I think they have missed something important: systematic plundering of very specific mineral resources from really old geologic provinces. As a specific example: modern era iron-ore mining focuses on the banded iron formations laid down as Earth's atmosphere was becoming oxygen-rich, 2 +/- 0.5 Gyr ago. Those formations cannot be regenerated by the planet (unless we humans succeed in deoxygenating the atmosphere, which the fossil fuel companies seem bent upon doing). There are big holes in the crust now where those formations have been mined out. I think those will be apparent to any successors of ours.
On a smaller scale because it dates to pre-industrial times, Europe has been more or less completely mined out of precious metal deposits (gold and silver). You can tell where they were because of the tracking of current sediments into much older geologic deposits, stuff left behind by the miners as they dug out the metals. That kind of selective pocket intrusion from above is hard to understand via natural processes. (Generating gold deposits is not well understood, but probably involves fractional crystallization out of magma intruding from below.)

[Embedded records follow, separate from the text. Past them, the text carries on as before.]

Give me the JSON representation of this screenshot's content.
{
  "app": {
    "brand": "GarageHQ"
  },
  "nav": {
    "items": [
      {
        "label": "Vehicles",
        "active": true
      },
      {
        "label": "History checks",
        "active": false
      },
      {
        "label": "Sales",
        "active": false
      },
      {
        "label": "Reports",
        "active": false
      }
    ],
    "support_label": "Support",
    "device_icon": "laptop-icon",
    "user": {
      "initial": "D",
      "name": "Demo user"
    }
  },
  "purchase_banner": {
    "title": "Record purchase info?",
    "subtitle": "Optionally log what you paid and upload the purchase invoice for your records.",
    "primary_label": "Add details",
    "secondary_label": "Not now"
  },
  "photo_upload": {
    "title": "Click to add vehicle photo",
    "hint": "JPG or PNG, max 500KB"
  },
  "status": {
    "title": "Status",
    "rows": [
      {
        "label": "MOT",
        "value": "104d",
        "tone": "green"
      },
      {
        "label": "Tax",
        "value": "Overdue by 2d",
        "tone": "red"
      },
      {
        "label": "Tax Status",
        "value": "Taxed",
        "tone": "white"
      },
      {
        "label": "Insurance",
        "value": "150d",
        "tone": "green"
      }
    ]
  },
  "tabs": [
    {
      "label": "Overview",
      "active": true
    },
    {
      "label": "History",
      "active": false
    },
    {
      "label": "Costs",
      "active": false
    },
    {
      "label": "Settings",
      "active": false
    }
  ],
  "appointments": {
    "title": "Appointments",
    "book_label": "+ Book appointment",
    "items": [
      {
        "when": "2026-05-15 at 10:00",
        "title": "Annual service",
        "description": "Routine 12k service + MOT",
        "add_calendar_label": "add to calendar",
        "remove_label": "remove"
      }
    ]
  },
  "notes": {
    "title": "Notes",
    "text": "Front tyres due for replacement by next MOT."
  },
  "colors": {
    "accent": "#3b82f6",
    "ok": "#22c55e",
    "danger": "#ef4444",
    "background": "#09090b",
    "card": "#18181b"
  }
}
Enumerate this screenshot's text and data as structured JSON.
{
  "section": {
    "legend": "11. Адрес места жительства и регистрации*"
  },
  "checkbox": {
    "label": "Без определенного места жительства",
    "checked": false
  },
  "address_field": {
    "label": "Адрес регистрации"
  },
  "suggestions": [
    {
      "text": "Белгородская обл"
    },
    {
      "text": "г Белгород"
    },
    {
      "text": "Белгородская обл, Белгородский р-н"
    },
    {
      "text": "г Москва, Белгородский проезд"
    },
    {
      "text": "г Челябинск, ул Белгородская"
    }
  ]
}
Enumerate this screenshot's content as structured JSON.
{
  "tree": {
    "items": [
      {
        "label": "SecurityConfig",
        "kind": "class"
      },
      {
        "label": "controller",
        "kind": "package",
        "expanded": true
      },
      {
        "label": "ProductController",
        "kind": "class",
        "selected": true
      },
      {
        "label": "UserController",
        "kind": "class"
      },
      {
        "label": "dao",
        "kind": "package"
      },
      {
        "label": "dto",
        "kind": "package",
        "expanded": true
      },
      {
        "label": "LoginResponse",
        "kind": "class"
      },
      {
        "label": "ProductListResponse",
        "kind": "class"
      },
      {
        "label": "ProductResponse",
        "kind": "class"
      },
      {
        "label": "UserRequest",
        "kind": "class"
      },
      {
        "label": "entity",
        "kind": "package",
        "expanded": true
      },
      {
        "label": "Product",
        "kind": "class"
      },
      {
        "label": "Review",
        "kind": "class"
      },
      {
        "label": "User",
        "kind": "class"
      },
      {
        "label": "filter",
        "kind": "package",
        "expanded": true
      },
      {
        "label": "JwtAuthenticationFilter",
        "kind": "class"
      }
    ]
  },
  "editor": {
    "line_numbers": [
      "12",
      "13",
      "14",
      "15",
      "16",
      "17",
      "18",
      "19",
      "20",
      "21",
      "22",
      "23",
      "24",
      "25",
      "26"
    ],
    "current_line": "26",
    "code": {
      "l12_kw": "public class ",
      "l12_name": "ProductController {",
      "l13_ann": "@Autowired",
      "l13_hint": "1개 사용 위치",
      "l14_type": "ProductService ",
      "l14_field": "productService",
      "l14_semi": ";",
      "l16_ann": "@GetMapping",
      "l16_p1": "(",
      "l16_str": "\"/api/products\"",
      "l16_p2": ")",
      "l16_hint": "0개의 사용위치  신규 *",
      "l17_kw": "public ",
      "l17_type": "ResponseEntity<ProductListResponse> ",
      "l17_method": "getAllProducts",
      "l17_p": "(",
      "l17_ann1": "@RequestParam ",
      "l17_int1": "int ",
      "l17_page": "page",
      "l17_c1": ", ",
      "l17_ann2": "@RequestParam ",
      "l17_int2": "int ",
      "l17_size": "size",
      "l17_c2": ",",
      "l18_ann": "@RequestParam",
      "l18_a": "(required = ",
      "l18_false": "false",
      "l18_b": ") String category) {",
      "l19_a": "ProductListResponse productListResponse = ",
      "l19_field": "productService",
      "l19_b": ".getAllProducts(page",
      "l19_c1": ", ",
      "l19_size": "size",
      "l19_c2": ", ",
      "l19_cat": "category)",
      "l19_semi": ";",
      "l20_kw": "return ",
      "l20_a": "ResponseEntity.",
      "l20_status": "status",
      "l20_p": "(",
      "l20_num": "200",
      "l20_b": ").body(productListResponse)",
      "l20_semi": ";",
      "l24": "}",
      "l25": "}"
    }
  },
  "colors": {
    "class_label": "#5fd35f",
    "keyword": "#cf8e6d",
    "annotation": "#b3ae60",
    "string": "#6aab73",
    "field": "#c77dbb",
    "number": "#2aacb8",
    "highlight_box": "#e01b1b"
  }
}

Continental crust is not being generated now, except very slowly at the leading edges of continental plates. (Oceanic crust is being continuously recycled at impressive rates; I think all the oceanic crust is no older than 100 million years, as it is subducted under the continents.) So the small but highly selective scars we have left in the continental crust seem likely to last for as long Earth remains habitable, which is estimated to be about another billion years.